Marquette sends email to all students stating opposition to slow walkers
- Andrew Goldstein
- Nov 10, 2017
- 2 min read

In a nearly unprecedented move, Marquette University sent an email to every student explicitly stating a negative position on slow walkers.
“We felt that the phenomenon of people not moving their ass on W. Wisconsin Ave during class hours was a real detriment to the long-term mission of our university,” said Marquette spokesperson Anne Islington.
Under Wisconsin state law, little can be done to prevent lines of three or four people moving at snail’s pace from taking up the entire sidewalk.
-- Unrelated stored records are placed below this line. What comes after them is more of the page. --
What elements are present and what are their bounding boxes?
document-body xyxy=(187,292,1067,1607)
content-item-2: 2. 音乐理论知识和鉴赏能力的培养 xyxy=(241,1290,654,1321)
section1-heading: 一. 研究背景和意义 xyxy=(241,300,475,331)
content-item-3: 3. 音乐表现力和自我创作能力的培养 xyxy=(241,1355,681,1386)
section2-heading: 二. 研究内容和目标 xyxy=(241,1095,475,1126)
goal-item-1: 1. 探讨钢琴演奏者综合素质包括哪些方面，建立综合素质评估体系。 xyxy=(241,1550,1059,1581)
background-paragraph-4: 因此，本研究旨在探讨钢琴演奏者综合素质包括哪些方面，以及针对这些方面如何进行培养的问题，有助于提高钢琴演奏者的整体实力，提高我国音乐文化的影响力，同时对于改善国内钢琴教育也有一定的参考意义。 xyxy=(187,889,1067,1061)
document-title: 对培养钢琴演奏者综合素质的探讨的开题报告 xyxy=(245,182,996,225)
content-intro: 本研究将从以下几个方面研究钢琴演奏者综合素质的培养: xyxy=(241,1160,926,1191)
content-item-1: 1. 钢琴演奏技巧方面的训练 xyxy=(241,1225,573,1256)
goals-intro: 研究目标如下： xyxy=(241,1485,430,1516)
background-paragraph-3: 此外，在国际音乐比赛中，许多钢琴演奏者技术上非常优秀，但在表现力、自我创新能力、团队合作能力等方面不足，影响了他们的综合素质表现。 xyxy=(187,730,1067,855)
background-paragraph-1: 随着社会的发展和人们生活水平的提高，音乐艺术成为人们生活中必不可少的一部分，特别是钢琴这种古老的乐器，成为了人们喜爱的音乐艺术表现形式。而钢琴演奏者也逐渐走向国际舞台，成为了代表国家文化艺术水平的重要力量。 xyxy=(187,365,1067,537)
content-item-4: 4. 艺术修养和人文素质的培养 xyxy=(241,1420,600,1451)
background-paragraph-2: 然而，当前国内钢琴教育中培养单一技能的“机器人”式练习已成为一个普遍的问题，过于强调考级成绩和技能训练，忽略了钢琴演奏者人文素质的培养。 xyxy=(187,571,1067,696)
Marquette is urging students to call both national and state senators to draft legislation making it easier to severely punish such behavior.
“Right now, MUPD can’t even issue citations to slow walkers,” police officer Andy Gasner said. “We’re hoping that if there’s enough support for it, we can get laws in place to put them behind bars, or at least lock them in a McCormick bathroom for an hour.”
Students on campus have expressed strong support for the initiative; a Golden Seagull survey found that 90 percent of students were in favor of punishing slow walkers in some way, with 42 percent in favor of pushing under the No. 10 bus.
Harrison Docks, a senior in the College of Business administration, doesn’t see nudging leisurely meanderers into oncoming traffic as an extreme position. “They made me two minutes late to my accounting class and my professor counted it as an absence,” he said. “I don’t think any jury would convict me for it.”
The Golden Seagull made several attempts to reach out to self-identified slow walkers for this story, but they could not make it to the interview location by deadline.